Actually, when you think about it, sports are no different from the society they reflect. The same values pervade our society: win at all costs, take the money and run, defeat is not an option... I think back, for example, to the presidential elections of 2000 and 2004. I think back to the record of the Bush administration. Our president makes it look as easy to lie as did our Marion Jones.

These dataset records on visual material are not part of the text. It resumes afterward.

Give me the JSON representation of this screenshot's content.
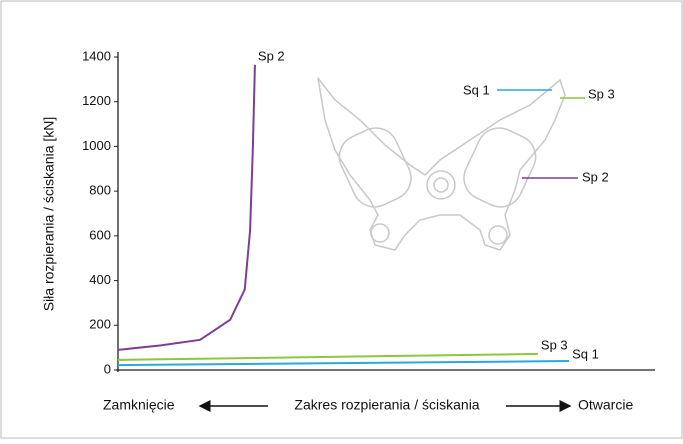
{
  "chart_data": {
    "type": "line",
    "ylabel": "Siła rozpierania / ściskania [kN]",
    "xlabel": "Zakres rozpierania / ściskania",
    "xlabel_start": "Zamknięcie",
    "xlabel_end": "Otwarcie",
    "xlim": [
      0,
      100
    ],
    "ylim": [
      0,
      1400
    ],
    "yticks": [
      0,
      200,
      400,
      600,
      800,
      1000,
      1200,
      1400
    ],
    "grid": false,
    "series": [
      {
        "name": "Sp 2",
        "color": "#7b3f98",
        "x": [
          0,
          8,
          15.3,
          20.9,
          23.6,
          24.6,
          25.1,
          25.5
        ],
        "values": [
          90,
          110,
          135,
          225,
          360,
          625,
          985,
          1365
        ]
      },
      {
        "name": "Sp 3",
        "color": "#8dc63f",
        "x": [
          0,
          78.2
        ],
        "values": [
          45,
          72
        ]
      },
      {
        "name": "Sq 1",
        "color": "#29a9e0",
        "x": [
          0,
          84
        ],
        "values": [
          22,
          40
        ]
      }
    ]
  }
}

Is this just America, friends? Are we any worse than the rest of the world? I hope so. I hope not... If you'll forgive the paradox.

I do have something to say for this young woman, though. I was impressed by what seemed to me her genuine tears, the depth of her contrition, her acceptance of responsibility for her actions, the absence--too late, perhaps--of evasion. I was impressed that she seemed fully aware that "sorry" doesn't hack it, after so much damage done. I hope she realizes that there is big make-up work to be done, to reconstruct herself from the core out, in order to rediscover that self-respect that we all need to see us through. To rebuild trust...

It would be something, wouldn't it, if we were to see the same readiness to accept responsbility, the same accountability from those who purport to lead us? More denial, yesterday, from Bush, in the matter of torture, on the same day that Jones was able to find some honesty in her heart. More lies, too, about that incomprehensible veto of funds for medical insurance to cover the vulnerable children of our near-poor. More twisting of the truth to justify an unjustifable ideological agenda. If the man truly wanted to shrink goverment and accept fiscal responsibility, he should have started long ago. Conclusion: he didn't. All he wanted was to serve the interests of the corporations and the super-rich. In which, if in no other area of human concern, he has proved eminently successful.